На следующее утро, едва только успели Захариха с Надийкой позавтракать, как раздался стук в дверь. Стук был не сильным, но каким-то тревожным и сердце старухи заныло, пока шла она до сенцев, чтобы отворить. Когда она распахнула дверь, то увидела на пороге ближайших своих соседей, мужа и жену, Глафиру и Николая. Захарихин-то дом стоял чуть поодаль от остальных, почти у леса, а эти люди жили в самом первом доме в деревне, и к Захарихе были ближе всех. На женщине не было лица, казалось, что если бы не муж, поддерживающий её под локоть, она бы сломалась с хрустом, как тростинка, и рухнула бы на крыльцо.
– Глафира, Николай, здравствуйте! – поприветствовала их Захариха, холодея внутри, – А вы чего это? Случилось чего?
При этих словах старухи Глафира вдруг вздрогнула и, подняв свои тёмные красивые глаза, зарыдала в голос. Захариха перепугалась:
– Господи помилуй, да что же это? Заходи, заходи, Николай и жену заводи. Вот так, вот сюда, давай-ка ко мне на кровать её, вот эдак, ага.
Когда женщина чуток успокоилась, а Николай, сидевший всё это время на стуле, нахмурившись и опустив глаза, привстал, то оба они заговорили разом:
– Бабушка, горе у нас. Пойдём к нам. Сыночек наш единственный, Ванюшка, умер.

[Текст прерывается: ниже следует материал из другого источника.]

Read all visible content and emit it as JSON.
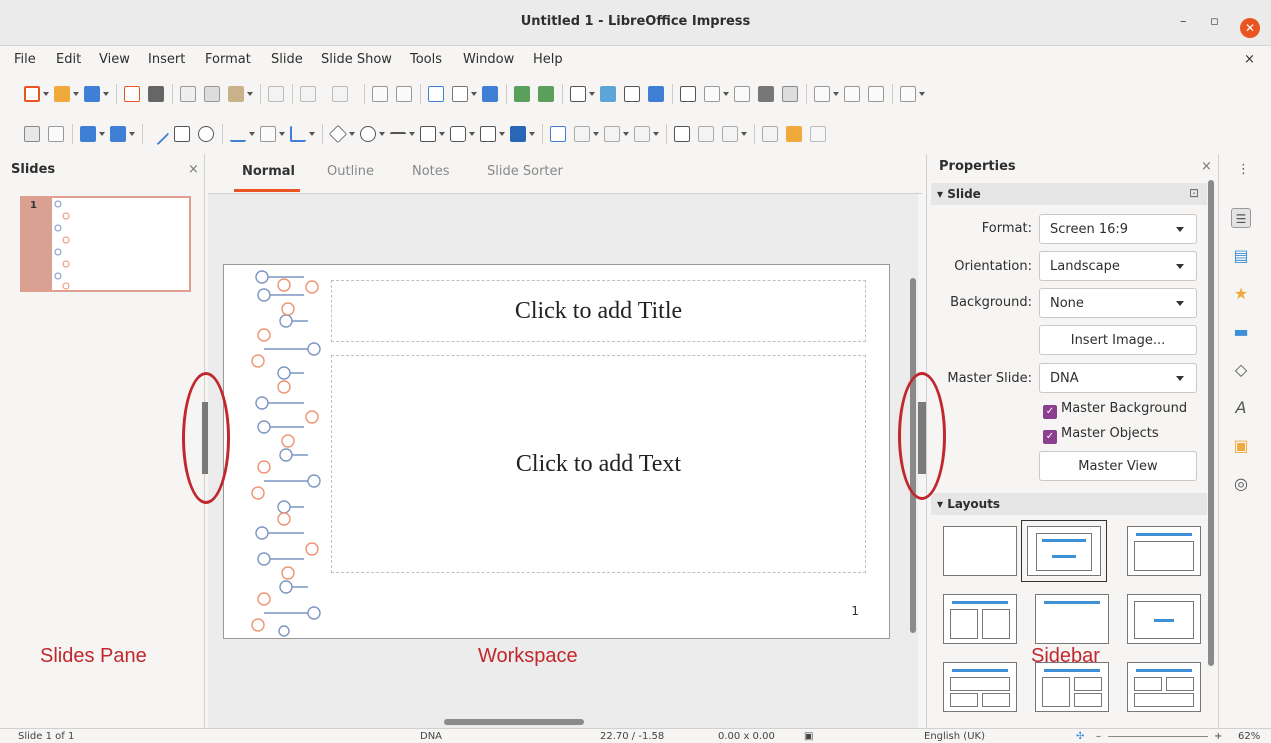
{
  "window": {
    "title": "Untitled 1 - LibreOffice Impress",
    "minimize": "–",
    "restore": "▫",
    "close": "✕",
    "doc_close": "×"
  },
  "menu": [
    "File",
    "Edit",
    "View",
    "Insert",
    "Format",
    "Slide",
    "Slide Show",
    "Tools",
    "Window",
    "Help"
  ],
  "slides_pane": {
    "title": "Slides",
    "close": "×",
    "thumbnails": [
      {
        "number": "1"
      }
    ]
  },
  "view_tabs": [
    "Normal",
    "Outline",
    "Notes",
    "Slide Sorter"
  ],
  "slide": {
    "title_placeholder": "Click to add Title",
    "text_placeholder": "Click to add Text",
    "page_number": "1"
  },
  "sidebar": {
    "title": "Properties",
    "close": "×",
    "more": "⋮",
    "slide_section": "Slide",
    "format_label": "Format:",
    "format_value": "Screen 16:9",
    "orientation_label": "Orientation:",
    "orientation_value": "Landscape",
    "background_label": "Background:",
    "background_value": "None",
    "insert_image": "Insert Image...",
    "master_slide_label": "Master Slide:",
    "master_slide_value": "DNA",
    "master_background": "Master Background",
    "master_objects": "Master Objects",
    "master_view": "Master View",
    "layouts_section": "Layouts"
  },
  "deck_icons": [
    "properties-icon",
    "slide-transition-icon",
    "animation-icon",
    "master-slides-icon",
    "shapes-icon",
    "styles-icon",
    "gallery-icon",
    "navigator-icon"
  ],
  "statusbar": {
    "slide_info": "Slide 1 of 1",
    "master": "DNA",
    "position": "22.70 / -1.58",
    "size": "0.00 x 0.00",
    "language": "English (UK)",
    "zoom_minus": "–",
    "zoom_plus": "+",
    "zoom": "62%"
  },
  "annotations": {
    "slides_pane": "Slides Pane",
    "workspace": "Workspace",
    "sidebar": "Sidebar"
  },
  "colors": {
    "accent": "#e95420",
    "annotation_red": "#c0282d",
    "dna_orange": "#ee9471",
    "dna_blue": "#7c96c2",
    "checkbox_purple": "#8b3f8f"
  }
}
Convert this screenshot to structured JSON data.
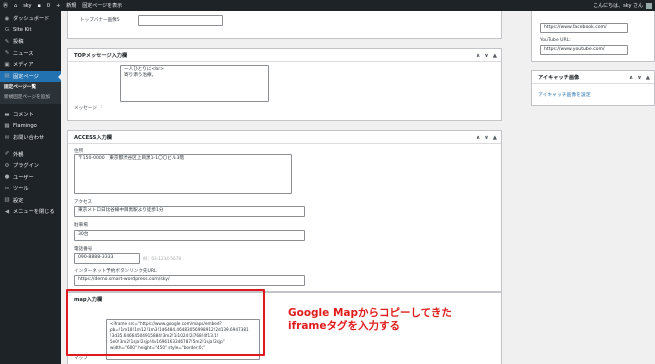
{
  "admin_bar": {
    "wp_logo": "wordpress-icon",
    "site_name": "sky",
    "comments_count": "0",
    "new_label": "新規",
    "view_label": "固定ページを表示",
    "greeting": "こんにちは、sky さん"
  },
  "sidebar": {
    "items": [
      {
        "icon": "dashboard-icon",
        "glyph": "◉",
        "label": "ダッシュボード"
      },
      {
        "icon": "sitekit-icon",
        "glyph": "G",
        "label": "Site Kit"
      },
      {
        "icon": "pin-icon",
        "glyph": "✎",
        "label": "投稿"
      },
      {
        "icon": "pin-icon",
        "glyph": "✎",
        "label": "ニュース"
      },
      {
        "icon": "media-icon",
        "glyph": "▣",
        "label": "メディア"
      },
      {
        "icon": "page-icon",
        "glyph": "▤",
        "label": "固定ページ"
      }
    ],
    "submenu": [
      "固定ページ一覧",
      "新規固定ページを追加"
    ],
    "items2": [
      {
        "icon": "comment-icon",
        "glyph": "▬",
        "label": "コメント"
      },
      {
        "icon": "flamingo-icon",
        "glyph": "▦",
        "label": "Flamingo"
      },
      {
        "icon": "mail-icon",
        "glyph": "✉",
        "label": "お問い合わせ"
      }
    ],
    "items3": [
      {
        "icon": "brush-icon",
        "glyph": "✐",
        "label": "外観"
      },
      {
        "icon": "plugin-icon",
        "glyph": "⚙",
        "label": "プラグイン"
      },
      {
        "icon": "user-icon",
        "glyph": "●",
        "label": "ユーザー"
      },
      {
        "icon": "wrench-icon",
        "glyph": "✂",
        "label": "ツール"
      },
      {
        "icon": "settings-icon",
        "glyph": "▥",
        "label": "設定"
      },
      {
        "icon": "collapse-icon",
        "glyph": "◀",
        "label": "メニューを閉じる"
      }
    ]
  },
  "top_banner": {
    "label": "トップバナー画像5"
  },
  "top_message": {
    "title": "TOPメッセージ入力欄",
    "label": "メッセージ",
    "sep": ":",
    "value": "一人ひとりに<br>\n寄り添う治療。"
  },
  "access": {
    "title": "ACCESS入力欄",
    "address_label": "住所",
    "address_value": "〒150-0000　東京都渋谷区上目黒1-1〇〇ビル3階",
    "access_label": "アクセス",
    "access_value": "東京メトロ日比谷線中目黒駅より徒歩1分",
    "parking_label": "駐車場",
    "parking_value": "30台",
    "phone_label": "電話番号",
    "phone_value": "090-8888-3333",
    "phone_hint": "例：03-1234-5678",
    "reserve_label": "インターネット予約ボタンリンク先URL",
    "reserve_value": "https://demo.smart-wordpress.com/sky/"
  },
  "map": {
    "title": "map入力欄",
    "label": "マップ",
    "value": "<iframe src=\"https://www.google.com/maps/embed?\npb=!1m18!1m12!1m3!1d6484.46483056998912!2d139.6947381\n!3d35.64664504915884!3m2!1i1024!2i768!4f13.1!\n5e0!3m2!1sja!2sjp!4v1696163346787!5m2!1sja!2sjp\"\nwidth=\"600\" height=\"450\" style=\"border:0;\""
  },
  "social": {
    "facebook_value": "https://www.facebook.com/",
    "youtube_label": "YouTube URL:",
    "youtube_value": "https://www.youtube.com/"
  },
  "eyecatch": {
    "title": "アイキャッチ画像",
    "link": "アイキャッチ画像を設定"
  },
  "callout": {
    "line1": "Google Mapからコピーしてきた",
    "line2": "iframeタグを入力する"
  },
  "controls": {
    "up": "∧",
    "down": "∨",
    "toggle": "▲"
  },
  "colors": {
    "accent": "#2271b1",
    "highlight": "#e0191e",
    "sidebar": "#1d2327"
  }
}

Захариха побледнела и прижала ладонь к губам:
– Да как же это?…
– Он на конюшню пошёл зачем-то ночью, и что ему там надо было, того не ведаем, а конь наш Орлик, вдруг словно взбеленился, брыкнул и ударил его копытом, да аккурат в висок попал. Одним ударом… Да ведь конь-то смирный, как так произойти могло, мы и не ведаем.
И оба расплакались в голос, а старуха стояла, и, молча глядела на них, утирая слёзы и не в силах вымолвить ни слова. Она обняла Глафиру и стала гладить её по голове, утешая и успокаивая.
– Ты не можешь, бабушка, к нам подойти? – еле выдавил Николай, – Обмыть надо парня, да молитвы почитать какие полагается.
– Конечно, конечно, милые вы мои, сейчас и пойдём, – закивала Захариха.